If you use Guice you could add something like this to your module to inject Gson objects

@Provides
@Singleton
static Gson provideGson() {
    return RequiredFieldAwareGsonBuilder.builder().withRequiredFieldAwareType(MyType1.class)
            .withRequiredFieldAwareType(MyType2.class).build();
}

I'm not a fan of the selected solution. It works, but it's not the way to use Gson. Gson maps a particular JSON schema to an object and vice-versa. Ideally, the JSON you're using is well formed (so if you have control over the JSON format, consider changing it), but if not, you should design the parsing object to handle all cases you expect to receive.

Sometimes you do need to write a custom JsonDeserializer, but this is not one of those times. Sending a message or error is a very standard practice, and with the right data structure GSON can handle such a simple use case directly.

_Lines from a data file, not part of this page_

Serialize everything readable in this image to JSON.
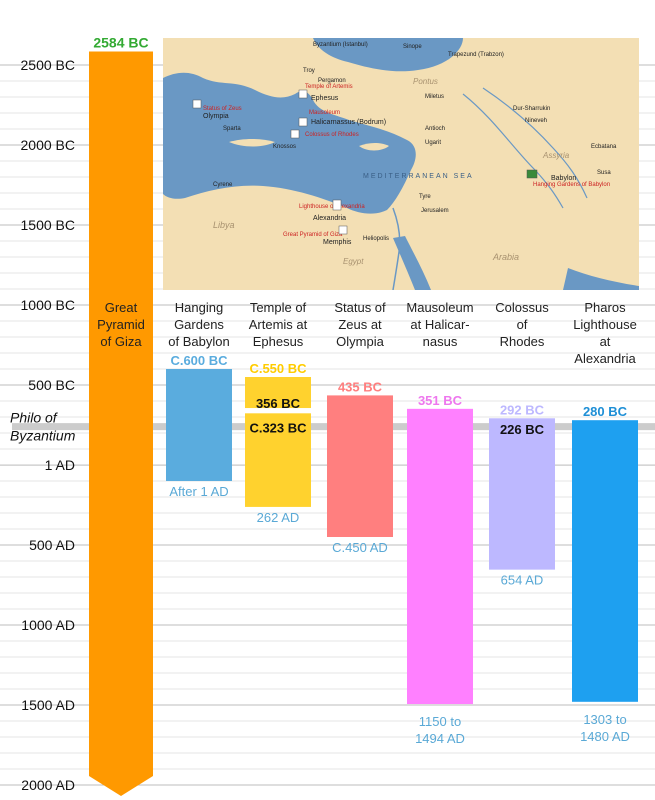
{
  "chart_data": {
    "type": "bar",
    "subtype": "floating-range",
    "orientation": "vertical",
    "y_axis": {
      "reversed": true,
      "unit": "year (negative = BC)",
      "range": [
        -2600,
        2100
      ],
      "ticks": [
        {
          "value": -2500,
          "label": "2500 BC"
        },
        {
          "value": -2000,
          "label": "2000 BC"
        },
        {
          "value": -1500,
          "label": "1500 BC"
        },
        {
          "value": -1000,
          "label": "1000 BC"
        },
        {
          "value": -500,
          "label": "500 BC"
        },
        {
          "value": 1,
          "label": "1 AD"
        },
        {
          "value": 500,
          "label": "500 AD"
        },
        {
          "value": 1000,
          "label": "1000 AD"
        },
        {
          "value": 1500,
          "label": "1500 AD"
        },
        {
          "value": 2000,
          "label": "2000 AD"
        }
      ],
      "grid": true
    },
    "reference_line": {
      "value": -240,
      "label_line1": "Philo of",
      "label_line2": "Byzantium",
      "color": "#cccccc"
    },
    "bars": [
      {
        "name_lines": [
          "Great",
          "Pyramid",
          "of Giza"
        ],
        "start": -2584,
        "end": 2100,
        "color": "#ff9900",
        "start_label": "2584 BC",
        "start_label_color": "#33aa33",
        "end_label": "",
        "end_label_color": "#5aa9d6"
      },
      {
        "name_lines": [
          "Hanging",
          "Gardens",
          "of Babylon"
        ],
        "start": -600,
        "end": 100,
        "color": "#5aacde",
        "start_label": "C.600 BC",
        "start_label_color": "#5aacde",
        "end_label": "After 1 AD",
        "end_label_color": "#5aa9d6"
      },
      {
        "name_lines": [
          "Temple of",
          "Artemis at",
          "Ephesus"
        ],
        "start": -550,
        "end": 262,
        "color": "#ffd22e",
        "start_label": "C.550 BC",
        "start_label_color": "#ffcc00",
        "end_label": "262 AD",
        "end_label_color": "#5aa9d6",
        "gap": {
          "start": -356,
          "end": -323
        },
        "inner_labels": [
          "356 BC",
          "C.323 BC"
        ]
      },
      {
        "name_lines": [
          "Status of",
          "Zeus at",
          "Olympia"
        ],
        "start": -435,
        "end": 450,
        "color": "#ff7f7f",
        "start_label": "435 BC",
        "start_label_color": "#ff7f7f",
        "end_label": "C.450 AD",
        "end_label_color": "#5aa9d6"
      },
      {
        "name_lines": [
          "Mausoleum",
          "at Halicar-",
          "nasus"
        ],
        "start": -351,
        "end": 1494,
        "color": "#ff80ff",
        "start_label": "351 BC",
        "start_label_color": "#ee77ee",
        "end_label_line1": "1150 to",
        "end_label_line2": "1494 AD",
        "end_label_color": "#5aa9d6"
      },
      {
        "name_lines": [
          "Colossus",
          "of",
          "Rhodes"
        ],
        "start": -292,
        "end": 654,
        "color": "#bdb8ff",
        "start_label": "292 BC",
        "start_label_color": "#bdb8ff",
        "end_label": "654 AD",
        "end_label_color": "#5aa9d6",
        "inner_labels": [
          "226 BC"
        ],
        "inner_value": -226
      },
      {
        "name_lines": [
          "Pharos",
          "Lighthouse",
          "at",
          "Alexandria"
        ],
        "start": -280,
        "end": 1480,
        "color": "#1ea0f0",
        "start_label": "280 BC",
        "start_label_color": "#1e8fd6",
        "end_label_line1": "1303 to",
        "end_label_line2": "1480 AD",
        "end_label_color": "#5aa9d6"
      }
    ]
  },
  "map": {
    "sea_labels": [
      "MEDITERRANEAN SEA"
    ],
    "land_labels": [
      "Libya",
      "Arabia",
      "Assyria",
      "Pontus",
      "Egypt"
    ],
    "wonder_labels": [
      "Status of Zeus",
      "Temple of Artemis",
      "Mausoleum",
      "Colossus of Rhodes",
      "Lighthouse of Alexandria",
      "Great Pyramid of Giza",
      "Hanging Gardens of Babylon"
    ],
    "city_labels": [
      "Byzantium (Istanbul)",
      "Sinope",
      "Trapezund (Trabzon)",
      "Troy",
      "Pergamon",
      "Ephesus",
      "Halicarnassus (Bodrum)",
      "Olympia",
      "Sparta",
      "Knossos",
      "Cyrene",
      "Antioch",
      "Ugarit",
      "Tyre",
      "Jerusalem",
      "Alexandria",
      "Memphis",
      "Heliopolis",
      "Babylon",
      "Nineveh",
      "Dur-Sharrukin",
      "Ecbatana",
      "Susa",
      "Miletus"
    ]
  }
}
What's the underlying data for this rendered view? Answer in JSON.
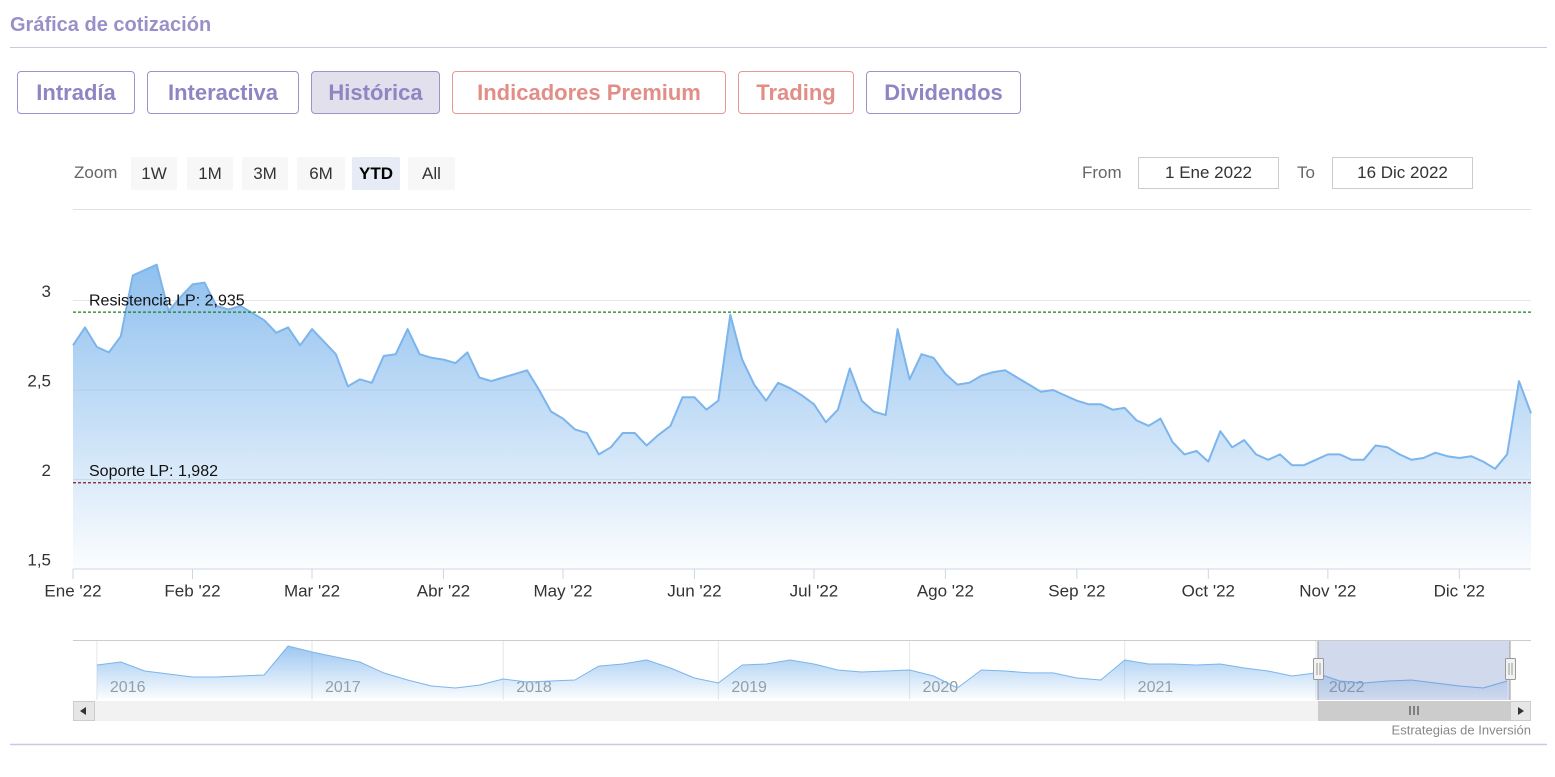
{
  "section_title": "Gráfica de cotización",
  "tabs": [
    "Intradía",
    "Interactiva",
    "Histórica",
    "Indicadores Premium",
    "Trading",
    "Dividendos"
  ],
  "range_selector": {
    "label": "Zoom",
    "buttons": [
      "1W",
      "1M",
      "3M",
      "6M",
      "YTD",
      "All"
    ],
    "from_label": "From",
    "from": "1 Ene 2022",
    "to_label": "To",
    "to": "16 Dic 2022"
  },
  "credits": "Estrategias de Inversión",
  "chart_data": [
    {
      "type": "area",
      "color": "#7cb5ec",
      "categories": [
        "Ene '22",
        null,
        null,
        null,
        null,
        null,
        null,
        null,
        null,
        null,
        "Feb '22",
        null,
        null,
        null,
        null,
        null,
        null,
        null,
        null,
        null,
        "Mar '22",
        null,
        null,
        null,
        null,
        null,
        null,
        null,
        null,
        null,
        null,
        "Abr '22",
        null,
        null,
        null,
        null,
        null,
        null,
        null,
        null,
        null,
        "May '22",
        null,
        null,
        null,
        null,
        null,
        null,
        null,
        null,
        null,
        null,
        "Jun '22",
        null,
        null,
        null,
        null,
        null,
        null,
        null,
        null,
        null,
        "Jul '22",
        null,
        null,
        null,
        null,
        null,
        null,
        null,
        null,
        null,
        null,
        "Ago '22",
        null,
        null,
        null,
        null,
        null,
        null,
        null,
        null,
        null,
        null,
        "Sep '22",
        null,
        null,
        null,
        null,
        null,
        null,
        null,
        null,
        null,
        null,
        "Oct '22",
        null,
        null,
        null,
        null,
        null,
        null,
        null,
        null,
        null,
        "Nov '22",
        null,
        null,
        null,
        null,
        null,
        null,
        null,
        null,
        null,
        null,
        "Dic '22",
        null,
        null,
        null,
        null,
        null,
        null
      ],
      "values": [
        2.75,
        2.85,
        2.74,
        2.71,
        2.8,
        3.14,
        3.17,
        3.2,
        2.94,
        3.02,
        3.09,
        3.1,
        2.97,
        2.95,
        2.97,
        2.93,
        2.89,
        2.82,
        2.85,
        2.75,
        2.84,
        2.77,
        2.7,
        2.52,
        2.56,
        2.54,
        2.69,
        2.7,
        2.84,
        2.7,
        2.68,
        2.67,
        2.65,
        2.71,
        2.57,
        2.55,
        2.57,
        2.59,
        2.61,
        2.5,
        2.38,
        2.34,
        2.28,
        2.26,
        2.14,
        2.18,
        2.26,
        2.26,
        2.19,
        2.25,
        2.3,
        2.46,
        2.46,
        2.39,
        2.44,
        2.92,
        2.67,
        2.53,
        2.44,
        2.54,
        2.51,
        2.47,
        2.42,
        2.32,
        2.39,
        2.62,
        2.44,
        2.38,
        2.36,
        2.84,
        2.56,
        2.7,
        2.68,
        2.59,
        2.53,
        2.54,
        2.58,
        2.6,
        2.61,
        2.57,
        2.53,
        2.49,
        2.5,
        2.47,
        2.44,
        2.42,
        2.42,
        2.39,
        2.4,
        2.33,
        2.3,
        2.34,
        2.21,
        2.14,
        2.16,
        2.1,
        2.27,
        2.18,
        2.22,
        2.14,
        2.11,
        2.14,
        2.08,
        2.08,
        2.11,
        2.14,
        2.14,
        2.11,
        2.11,
        2.19,
        2.18,
        2.14,
        2.11,
        2.12,
        2.15,
        2.13,
        2.12,
        2.13,
        2.1,
        2.06,
        2.14,
        2.55,
        2.37
      ],
      "ylim": [
        1.5,
        3.5
      ],
      "yticks": [
        {
          "value": 1.5,
          "label": "1,5"
        },
        2,
        {
          "value": 2.5,
          "label": "2,5"
        },
        3
      ],
      "grid": true,
      "plot_lines": [
        {
          "label": "Resistencia LP: 2,935",
          "value": 2.935,
          "color": "#1a7f1a"
        },
        {
          "label": "Soporte LP: 1,982",
          "value": 1.982,
          "color": "#8b1a1a"
        }
      ]
    },
    {
      "type": "area",
      "color": "#7cb5ec",
      "categories": [
        null,
        "2016",
        null,
        null,
        null,
        null,
        null,
        null,
        null,
        null,
        "2017",
        null,
        null,
        null,
        null,
        null,
        null,
        null,
        "2018",
        null,
        null,
        null,
        null,
        null,
        null,
        null,
        null,
        "2019",
        null,
        null,
        null,
        null,
        null,
        null,
        null,
        "2020",
        null,
        null,
        null,
        null,
        null,
        null,
        null,
        null,
        "2021",
        null,
        null,
        null,
        null,
        null,
        null,
        null,
        "2022",
        null,
        null,
        null,
        null,
        null,
        null,
        null,
        null,
        null
      ],
      "values": [
        null,
        3.98,
        4.23,
        3.47,
        3.22,
        2.97,
        2.97,
        3.05,
        3.14,
        5.58,
        5.07,
        4.65,
        4.23,
        3.31,
        2.72,
        2.21,
        2.04,
        2.29,
        2.8,
        2.55,
        2.63,
        2.72,
        3.89,
        4.06,
        4.4,
        3.73,
        2.88,
        2.46,
        3.98,
        4.06,
        4.4,
        4.06,
        3.56,
        3.39,
        3.47,
        3.56,
        3.05,
        2.04,
        3.56,
        3.47,
        3.31,
        3.31,
        2.88,
        2.72,
        4.4,
        4.06,
        4.06,
        3.98,
        4.06,
        3.73,
        3.47,
        3.05,
        3.31,
        2.63,
        2.46,
        2.63,
        2.72,
        2.46,
        2.21,
        2.04,
        2.63,
        null
      ],
      "ylim": [
        1.2,
        6.0
      ]
    }
  ]
}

If you have control over the JSON schema

Consider something like this instead:

{
  "message": {
    "foo": "Hello World",
    "bar": 3
  },
  "error": null;
}

{
  "message": null,
  "error": {
    "publicMsg": "Something bad happened",
    "msg": "you forgot requesting some parameter"
  }
}

Notice you can now define a clean wrapper class that provides Dummy objects when possible:

public class JsonResponse {
  private Dummy message;
  private RequestError error;

  public boolean hasError() { return error != null; }
  public Dummy getDummy() {
    Preconditions.checkState(!hasError());
    return message;
  }
  public RequestError getError() {
    Preconditions.checkState(hasError());
    return error;
  }
}

If you have to deal with the existing JSON schema

If you can't restructure the schema, you have to restructure the parsing class, it would look something like this:

public class JsonResponse {
  private String foo;
  private int bar;

  private RequestError error;

  public boolean hasError() { return error != null; }
  public Dummy getDummy() {
    Preconditions.checkState(!hasError());
    return new Dummy(foo, bar);
  }
  public RequestError getError() {
    Preconditions.checkState(hasError());
    return error;
  }
}

This is less desirable than fixing the schema, but you get the same general API either way - call hasError() to see if the request succeeded, then either call getDummy() or getError() as needed. Calls to the other method (e.g. getDummy() when you recieved an error) will fail-fast.